Les tests montrent que dans ces conditions, le taux de réussite peut descendre autour de 85 à 90 %, ce qui reste acceptable mais moins impressionnant. Cela souligne l’importance d’un enregistrement précis des empreintes dès le départ.
Au-delà du confort, la question de la sécurité reste centrale. Le Galaxy S24 utilise un capteur ultrasonique capable de cartographier le doigt en profondeur. Cette approche ajoute une couche de protection supplémentaire face aux tentatives de reproduction.
Les probabilités de fausse reconnaissance restent extrêmement faibles, souvent estimées à 1 sur 50 000. Ce niveau est suffisant pour sécuriser l’accès au smartphone, mais aussi pour valider des actions sensibles comme les paiements ou l’accès aux applications bancaires.
Autre point important : les données biométriques sont stockées dans un espace isolé du reste du système. Cela réduit fortement les risques d’accès non autorisé, même en cas de tentative d’intrusion logicielle.

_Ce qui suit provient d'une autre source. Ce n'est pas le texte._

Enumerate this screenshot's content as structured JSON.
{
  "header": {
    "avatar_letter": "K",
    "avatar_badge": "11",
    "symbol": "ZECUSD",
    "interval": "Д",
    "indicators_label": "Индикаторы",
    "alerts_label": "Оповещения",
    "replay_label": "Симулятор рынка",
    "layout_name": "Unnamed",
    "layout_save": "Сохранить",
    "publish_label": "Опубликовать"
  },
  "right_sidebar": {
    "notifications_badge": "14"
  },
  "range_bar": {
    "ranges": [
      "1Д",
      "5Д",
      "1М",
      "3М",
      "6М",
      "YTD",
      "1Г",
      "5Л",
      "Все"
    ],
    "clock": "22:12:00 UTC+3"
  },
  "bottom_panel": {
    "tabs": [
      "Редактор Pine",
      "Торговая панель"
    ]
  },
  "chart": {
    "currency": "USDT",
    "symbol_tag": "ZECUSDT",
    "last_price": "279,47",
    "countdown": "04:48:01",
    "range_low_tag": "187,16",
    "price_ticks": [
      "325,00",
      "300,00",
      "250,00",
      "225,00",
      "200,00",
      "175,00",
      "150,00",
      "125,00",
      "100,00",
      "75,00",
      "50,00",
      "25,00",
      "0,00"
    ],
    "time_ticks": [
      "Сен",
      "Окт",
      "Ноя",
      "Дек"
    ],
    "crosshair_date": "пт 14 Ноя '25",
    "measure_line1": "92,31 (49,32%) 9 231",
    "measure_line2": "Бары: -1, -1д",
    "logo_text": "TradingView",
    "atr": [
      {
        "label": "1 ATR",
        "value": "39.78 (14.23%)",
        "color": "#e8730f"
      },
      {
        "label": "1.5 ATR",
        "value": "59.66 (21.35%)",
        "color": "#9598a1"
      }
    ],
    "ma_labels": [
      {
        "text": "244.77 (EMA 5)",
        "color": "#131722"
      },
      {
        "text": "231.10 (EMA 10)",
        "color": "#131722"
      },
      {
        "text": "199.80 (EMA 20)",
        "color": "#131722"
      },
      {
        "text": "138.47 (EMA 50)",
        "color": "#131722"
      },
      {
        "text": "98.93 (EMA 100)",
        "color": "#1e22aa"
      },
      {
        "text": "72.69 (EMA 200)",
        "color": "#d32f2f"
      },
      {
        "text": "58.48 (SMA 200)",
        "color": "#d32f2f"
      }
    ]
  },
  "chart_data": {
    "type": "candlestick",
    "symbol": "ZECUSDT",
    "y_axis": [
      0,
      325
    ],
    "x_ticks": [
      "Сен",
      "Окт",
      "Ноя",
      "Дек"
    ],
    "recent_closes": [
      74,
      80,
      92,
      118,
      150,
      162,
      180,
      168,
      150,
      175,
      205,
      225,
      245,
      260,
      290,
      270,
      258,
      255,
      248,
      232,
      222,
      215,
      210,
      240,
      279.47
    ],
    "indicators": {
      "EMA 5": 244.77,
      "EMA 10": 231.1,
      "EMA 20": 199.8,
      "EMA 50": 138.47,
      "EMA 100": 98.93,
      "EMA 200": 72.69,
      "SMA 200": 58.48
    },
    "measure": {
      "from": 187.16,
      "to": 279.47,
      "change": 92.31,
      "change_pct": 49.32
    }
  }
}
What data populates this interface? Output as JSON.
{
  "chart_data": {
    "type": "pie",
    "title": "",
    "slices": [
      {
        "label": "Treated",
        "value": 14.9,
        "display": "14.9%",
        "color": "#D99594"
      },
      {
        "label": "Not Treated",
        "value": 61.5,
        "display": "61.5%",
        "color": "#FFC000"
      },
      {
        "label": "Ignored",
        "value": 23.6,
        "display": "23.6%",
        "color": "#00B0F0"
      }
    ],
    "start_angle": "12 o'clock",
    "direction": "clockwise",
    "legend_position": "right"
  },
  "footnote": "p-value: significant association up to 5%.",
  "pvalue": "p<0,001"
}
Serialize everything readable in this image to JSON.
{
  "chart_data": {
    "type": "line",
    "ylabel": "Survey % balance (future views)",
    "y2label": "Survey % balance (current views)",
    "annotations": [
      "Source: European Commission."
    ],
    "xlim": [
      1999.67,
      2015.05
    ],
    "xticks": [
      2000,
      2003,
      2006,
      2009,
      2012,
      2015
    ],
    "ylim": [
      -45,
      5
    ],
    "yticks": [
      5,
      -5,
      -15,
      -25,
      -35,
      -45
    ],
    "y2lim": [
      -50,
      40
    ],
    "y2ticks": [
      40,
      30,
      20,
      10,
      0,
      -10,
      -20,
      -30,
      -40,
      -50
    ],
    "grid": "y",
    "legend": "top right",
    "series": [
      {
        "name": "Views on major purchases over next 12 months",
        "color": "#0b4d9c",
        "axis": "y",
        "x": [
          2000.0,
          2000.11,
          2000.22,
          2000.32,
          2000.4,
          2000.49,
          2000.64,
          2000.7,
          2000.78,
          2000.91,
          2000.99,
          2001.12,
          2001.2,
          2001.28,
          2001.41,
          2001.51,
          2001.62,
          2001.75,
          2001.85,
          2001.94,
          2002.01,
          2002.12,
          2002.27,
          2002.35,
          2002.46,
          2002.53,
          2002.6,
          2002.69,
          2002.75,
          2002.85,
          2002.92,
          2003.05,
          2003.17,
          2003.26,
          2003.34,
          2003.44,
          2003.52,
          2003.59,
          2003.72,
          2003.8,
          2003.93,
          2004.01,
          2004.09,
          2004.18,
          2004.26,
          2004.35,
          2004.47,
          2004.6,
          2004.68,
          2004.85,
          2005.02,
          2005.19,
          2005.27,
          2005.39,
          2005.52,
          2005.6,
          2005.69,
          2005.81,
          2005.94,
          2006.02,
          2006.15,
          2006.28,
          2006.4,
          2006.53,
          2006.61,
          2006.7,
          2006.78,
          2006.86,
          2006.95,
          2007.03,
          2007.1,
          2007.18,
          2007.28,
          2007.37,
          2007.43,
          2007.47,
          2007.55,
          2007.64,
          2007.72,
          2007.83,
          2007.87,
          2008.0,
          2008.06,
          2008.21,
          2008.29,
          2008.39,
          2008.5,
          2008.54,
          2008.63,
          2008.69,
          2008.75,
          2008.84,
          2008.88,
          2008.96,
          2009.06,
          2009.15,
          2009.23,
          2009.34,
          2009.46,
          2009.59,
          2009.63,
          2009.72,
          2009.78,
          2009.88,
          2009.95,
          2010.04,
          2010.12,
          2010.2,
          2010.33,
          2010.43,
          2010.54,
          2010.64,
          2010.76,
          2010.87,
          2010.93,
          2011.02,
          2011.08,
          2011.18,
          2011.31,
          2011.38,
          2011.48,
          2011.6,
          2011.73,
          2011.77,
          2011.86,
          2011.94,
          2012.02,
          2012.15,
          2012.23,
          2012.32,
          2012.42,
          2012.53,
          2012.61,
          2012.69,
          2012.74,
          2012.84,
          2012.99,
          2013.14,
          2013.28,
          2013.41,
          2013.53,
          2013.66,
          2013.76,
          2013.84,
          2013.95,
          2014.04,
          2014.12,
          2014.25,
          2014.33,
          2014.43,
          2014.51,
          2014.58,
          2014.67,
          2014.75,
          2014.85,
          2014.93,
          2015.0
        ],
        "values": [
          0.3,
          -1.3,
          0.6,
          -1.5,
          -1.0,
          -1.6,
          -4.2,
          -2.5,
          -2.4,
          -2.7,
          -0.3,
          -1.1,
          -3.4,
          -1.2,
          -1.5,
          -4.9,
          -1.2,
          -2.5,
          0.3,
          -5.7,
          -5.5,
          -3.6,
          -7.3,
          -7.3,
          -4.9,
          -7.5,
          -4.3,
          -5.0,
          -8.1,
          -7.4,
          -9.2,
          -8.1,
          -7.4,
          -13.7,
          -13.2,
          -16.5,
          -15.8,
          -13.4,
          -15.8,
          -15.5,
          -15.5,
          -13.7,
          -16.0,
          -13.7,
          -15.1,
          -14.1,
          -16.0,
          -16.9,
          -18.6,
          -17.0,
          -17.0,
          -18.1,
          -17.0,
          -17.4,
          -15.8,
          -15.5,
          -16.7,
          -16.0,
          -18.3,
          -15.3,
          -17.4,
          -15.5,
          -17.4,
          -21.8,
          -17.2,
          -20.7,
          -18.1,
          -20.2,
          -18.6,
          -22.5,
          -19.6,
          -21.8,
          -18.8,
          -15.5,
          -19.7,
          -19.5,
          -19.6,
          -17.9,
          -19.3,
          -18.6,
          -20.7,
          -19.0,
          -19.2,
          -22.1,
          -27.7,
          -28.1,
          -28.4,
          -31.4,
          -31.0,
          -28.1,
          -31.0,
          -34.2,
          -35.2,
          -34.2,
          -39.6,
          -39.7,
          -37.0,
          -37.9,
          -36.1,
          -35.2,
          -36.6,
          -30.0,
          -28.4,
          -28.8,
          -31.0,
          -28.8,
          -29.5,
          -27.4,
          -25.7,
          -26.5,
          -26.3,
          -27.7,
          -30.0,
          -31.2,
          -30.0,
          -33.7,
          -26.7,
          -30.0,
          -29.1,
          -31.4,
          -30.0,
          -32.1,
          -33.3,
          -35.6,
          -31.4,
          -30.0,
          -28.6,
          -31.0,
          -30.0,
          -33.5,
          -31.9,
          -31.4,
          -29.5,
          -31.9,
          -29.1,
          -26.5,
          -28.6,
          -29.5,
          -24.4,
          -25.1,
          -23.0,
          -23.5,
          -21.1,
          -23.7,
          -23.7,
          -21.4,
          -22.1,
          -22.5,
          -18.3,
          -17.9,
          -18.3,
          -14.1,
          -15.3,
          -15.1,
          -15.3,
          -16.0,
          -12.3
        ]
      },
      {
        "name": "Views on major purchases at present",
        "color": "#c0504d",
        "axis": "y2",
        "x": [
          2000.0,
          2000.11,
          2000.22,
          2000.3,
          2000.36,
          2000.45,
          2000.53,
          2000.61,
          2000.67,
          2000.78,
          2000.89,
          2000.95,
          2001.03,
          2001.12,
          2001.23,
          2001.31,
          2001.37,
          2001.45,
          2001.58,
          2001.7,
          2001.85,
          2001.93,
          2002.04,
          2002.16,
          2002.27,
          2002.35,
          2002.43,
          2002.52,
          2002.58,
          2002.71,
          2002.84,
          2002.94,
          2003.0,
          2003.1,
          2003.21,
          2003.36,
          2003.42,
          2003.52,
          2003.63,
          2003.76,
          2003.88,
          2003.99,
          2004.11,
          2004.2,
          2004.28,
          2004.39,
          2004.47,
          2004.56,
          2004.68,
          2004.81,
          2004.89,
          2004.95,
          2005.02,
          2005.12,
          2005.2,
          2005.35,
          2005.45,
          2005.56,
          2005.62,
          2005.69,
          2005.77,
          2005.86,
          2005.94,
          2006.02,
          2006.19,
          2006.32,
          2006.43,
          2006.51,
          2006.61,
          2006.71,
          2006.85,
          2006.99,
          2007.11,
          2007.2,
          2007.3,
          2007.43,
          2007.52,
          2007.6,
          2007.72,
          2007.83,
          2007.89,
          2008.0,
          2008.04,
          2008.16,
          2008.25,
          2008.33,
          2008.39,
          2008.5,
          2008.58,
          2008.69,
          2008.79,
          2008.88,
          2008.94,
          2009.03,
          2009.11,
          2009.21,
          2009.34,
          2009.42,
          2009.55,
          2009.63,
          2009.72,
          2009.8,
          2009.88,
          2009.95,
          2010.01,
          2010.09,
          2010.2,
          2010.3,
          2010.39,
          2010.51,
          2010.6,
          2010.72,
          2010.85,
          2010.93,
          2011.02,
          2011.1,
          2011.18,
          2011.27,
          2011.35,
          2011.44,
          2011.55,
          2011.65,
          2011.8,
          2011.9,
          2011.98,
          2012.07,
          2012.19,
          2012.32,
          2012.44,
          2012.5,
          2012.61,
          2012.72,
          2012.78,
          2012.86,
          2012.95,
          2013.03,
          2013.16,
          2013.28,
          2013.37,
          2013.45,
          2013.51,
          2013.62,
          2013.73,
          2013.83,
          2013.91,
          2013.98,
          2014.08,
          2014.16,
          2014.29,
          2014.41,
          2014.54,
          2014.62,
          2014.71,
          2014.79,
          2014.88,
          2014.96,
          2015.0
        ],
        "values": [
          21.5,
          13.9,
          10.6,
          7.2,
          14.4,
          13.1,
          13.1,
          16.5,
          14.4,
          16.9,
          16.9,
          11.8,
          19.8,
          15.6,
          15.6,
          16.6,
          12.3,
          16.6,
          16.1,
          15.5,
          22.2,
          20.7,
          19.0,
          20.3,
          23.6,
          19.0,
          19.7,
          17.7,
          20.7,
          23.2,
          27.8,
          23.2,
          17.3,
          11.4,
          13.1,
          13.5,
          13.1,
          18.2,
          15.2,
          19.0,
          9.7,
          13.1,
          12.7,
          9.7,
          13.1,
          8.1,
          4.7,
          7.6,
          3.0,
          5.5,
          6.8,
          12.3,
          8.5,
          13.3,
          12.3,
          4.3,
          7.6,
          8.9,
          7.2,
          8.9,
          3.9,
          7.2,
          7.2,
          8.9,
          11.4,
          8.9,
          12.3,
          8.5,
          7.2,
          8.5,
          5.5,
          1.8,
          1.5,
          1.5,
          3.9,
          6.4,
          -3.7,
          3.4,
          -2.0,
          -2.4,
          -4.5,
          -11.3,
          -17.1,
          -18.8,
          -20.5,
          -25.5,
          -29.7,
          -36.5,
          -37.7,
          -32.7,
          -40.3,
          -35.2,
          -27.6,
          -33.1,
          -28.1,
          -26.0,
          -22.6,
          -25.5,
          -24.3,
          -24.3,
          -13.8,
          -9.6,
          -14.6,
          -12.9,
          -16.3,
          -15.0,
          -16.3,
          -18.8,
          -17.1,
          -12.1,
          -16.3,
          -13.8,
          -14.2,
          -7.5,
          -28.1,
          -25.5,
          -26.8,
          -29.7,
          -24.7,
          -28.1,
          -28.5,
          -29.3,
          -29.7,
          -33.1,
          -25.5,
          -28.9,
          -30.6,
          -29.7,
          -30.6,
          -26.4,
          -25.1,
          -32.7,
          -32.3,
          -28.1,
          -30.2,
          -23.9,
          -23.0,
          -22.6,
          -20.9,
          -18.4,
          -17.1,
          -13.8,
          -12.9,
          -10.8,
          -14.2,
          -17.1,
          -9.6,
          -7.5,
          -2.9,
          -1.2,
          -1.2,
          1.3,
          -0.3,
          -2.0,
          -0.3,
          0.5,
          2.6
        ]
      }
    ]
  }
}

Dans la pratique, le capteur fonctionne parfaitement avec les services de paiement mobile. La validation est rapide et ne nécessite pas de répétition.
Cette stabilité est essentielle, car elle conditionne la confiance accordée au smartphone pour des opérations financières. Sur ce point, le S24 atteint un niveau solide, comparable aux meilleures solutions actuelles.
Un élément souvent négligé peut pourtant perturber l’expérience : la protection d’écran. Verre trempé ou film plastique, tous les accessoires ne réagissent pas de la même manière avec le capteur.
Sur le Galaxy S24, la compatibilité s’améliore, mais reste dépendante de la qualité du produit utilisé. Un verre trop épais peut ralentir la détection ou provoquer des échecs répétés.
Dans certains cas, l’utilisateur doit réenregistrer ses empreintes après l’installation d’une protection. Ce simple ajustement permet de retrouver une bonne précision.
Les films fins spécialement conçus pour les capteurs ultrasoniques donnent les meilleurs résultats. Ils permettent de conserver une vitesse proche de celle d’un écran nu.
À l’inverse, certains verres standards peuvent dégrader fortement la reconnaissance. Ce point peut sembler secondaire, mais il influence directement l’expérience quotidienne.